Clone any speaker from a 3–10s reference clip. Whisper-powered auto-transcription bundled.

Clone any speaker's voice from a short reference audio clip.

from strands_omnivoice import omnivoice_clone

omnivoice_clone(
    text="In a parallel universe, machines speak softly.",
    output="/tmp/cloned.wav",
    ref_audio="/tmp/ref.wav",
    ref_text="optional transcript of ref.wav",
)

Hear it in action

Step 1 — original auto-voice sample (used as the clone reference):

Step 2 — same voice, different words, generated by omnivoice_clone:

Best Practices

  • Length: 3–10 seconds of reference. Longer slows inference and may drop quality.
  • Cleanliness: minimal background noise, single speaker.
  • Same language: for native pronunciation, use a reference clip in the same language as your target text.
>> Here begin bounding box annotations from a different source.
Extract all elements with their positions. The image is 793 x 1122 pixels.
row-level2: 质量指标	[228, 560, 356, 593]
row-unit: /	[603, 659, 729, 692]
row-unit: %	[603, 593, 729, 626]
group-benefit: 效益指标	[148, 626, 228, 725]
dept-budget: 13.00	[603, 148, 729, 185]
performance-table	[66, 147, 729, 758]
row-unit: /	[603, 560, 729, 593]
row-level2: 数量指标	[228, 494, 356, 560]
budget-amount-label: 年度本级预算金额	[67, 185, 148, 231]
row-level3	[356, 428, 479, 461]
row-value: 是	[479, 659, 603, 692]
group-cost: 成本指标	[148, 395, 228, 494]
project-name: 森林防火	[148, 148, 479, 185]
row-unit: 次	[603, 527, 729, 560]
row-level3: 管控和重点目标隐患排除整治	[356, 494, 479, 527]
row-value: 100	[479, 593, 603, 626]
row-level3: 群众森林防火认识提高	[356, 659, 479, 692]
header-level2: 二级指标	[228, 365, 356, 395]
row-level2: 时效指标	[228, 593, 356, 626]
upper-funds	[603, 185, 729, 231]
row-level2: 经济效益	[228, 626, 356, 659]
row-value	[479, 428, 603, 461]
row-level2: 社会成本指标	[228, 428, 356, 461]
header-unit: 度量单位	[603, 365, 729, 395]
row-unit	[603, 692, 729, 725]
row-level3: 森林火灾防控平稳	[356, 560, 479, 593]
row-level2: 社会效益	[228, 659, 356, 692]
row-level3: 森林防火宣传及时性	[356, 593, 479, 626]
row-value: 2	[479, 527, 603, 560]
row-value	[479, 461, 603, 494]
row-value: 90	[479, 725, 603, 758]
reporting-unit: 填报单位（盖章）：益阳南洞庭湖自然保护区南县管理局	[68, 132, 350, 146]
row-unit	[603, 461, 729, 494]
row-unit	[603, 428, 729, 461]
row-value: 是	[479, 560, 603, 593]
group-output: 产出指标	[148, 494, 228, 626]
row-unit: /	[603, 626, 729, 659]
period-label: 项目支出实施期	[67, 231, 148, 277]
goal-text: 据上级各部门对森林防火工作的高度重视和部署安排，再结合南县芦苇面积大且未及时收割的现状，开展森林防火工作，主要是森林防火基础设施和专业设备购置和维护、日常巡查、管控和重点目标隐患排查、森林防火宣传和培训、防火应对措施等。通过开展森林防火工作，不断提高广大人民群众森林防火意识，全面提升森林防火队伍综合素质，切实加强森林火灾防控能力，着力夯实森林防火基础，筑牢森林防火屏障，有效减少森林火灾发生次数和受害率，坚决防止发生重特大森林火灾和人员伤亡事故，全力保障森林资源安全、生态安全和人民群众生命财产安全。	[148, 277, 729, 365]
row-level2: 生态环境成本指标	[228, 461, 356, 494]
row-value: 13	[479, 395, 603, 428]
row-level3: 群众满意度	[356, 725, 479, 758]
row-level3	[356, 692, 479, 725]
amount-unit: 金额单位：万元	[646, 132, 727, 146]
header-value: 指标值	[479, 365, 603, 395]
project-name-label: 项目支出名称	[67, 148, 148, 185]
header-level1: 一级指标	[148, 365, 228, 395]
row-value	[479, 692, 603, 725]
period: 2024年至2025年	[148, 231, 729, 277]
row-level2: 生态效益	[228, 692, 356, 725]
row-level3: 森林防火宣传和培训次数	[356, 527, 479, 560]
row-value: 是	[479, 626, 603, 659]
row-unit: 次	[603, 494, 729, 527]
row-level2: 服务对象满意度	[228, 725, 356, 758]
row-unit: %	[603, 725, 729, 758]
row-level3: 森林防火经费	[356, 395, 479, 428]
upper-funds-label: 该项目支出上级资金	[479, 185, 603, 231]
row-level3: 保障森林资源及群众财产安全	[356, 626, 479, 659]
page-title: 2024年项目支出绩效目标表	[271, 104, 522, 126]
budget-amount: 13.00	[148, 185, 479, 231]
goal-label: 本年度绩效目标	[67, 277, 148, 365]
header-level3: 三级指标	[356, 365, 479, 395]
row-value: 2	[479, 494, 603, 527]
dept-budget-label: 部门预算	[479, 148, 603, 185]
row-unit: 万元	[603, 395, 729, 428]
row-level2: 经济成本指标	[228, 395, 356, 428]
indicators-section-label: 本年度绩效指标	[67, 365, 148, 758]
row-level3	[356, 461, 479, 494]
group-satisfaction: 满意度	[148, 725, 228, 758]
Cross-lingual cloning works but carries the source-language accent.
  • ref_text: optional. If omitted, OmniVoice auto-transcribes via Whisper.

Pipeline: ASR → Clone

from strands_omnivoice import omnivoice_transcribe, omnivoice_clone

t = omnivoice_transcribe(audio_path="/tmp/ref.wav")
ref_text = t["content"][1]["json"]["transcript"]

omnivoice_clone(
    text="The quick brown fox jumps over the lazy dog.",
    output="/tmp/cloned.wav",
    ref_audio="/tmp/ref.wav",
    ref_text=ref_text,
)

Or let an agent orchestrate:

agent("""1. omnivoice_transcribe /tmp/ref.wav
        2. omnivoice_clone with that transcript and text='Hello cloned world'
           output=/tmp/cloned.wav
        3. audio_play it.""")

Tuning

  • num_step — diffusion steps. Lower (16) is faster; higher (32+) cleaner.
  • guidance_scale — classifier-free guidance. 2.0 default; raise for stronger voice match.
  • speed / duration — control pacing.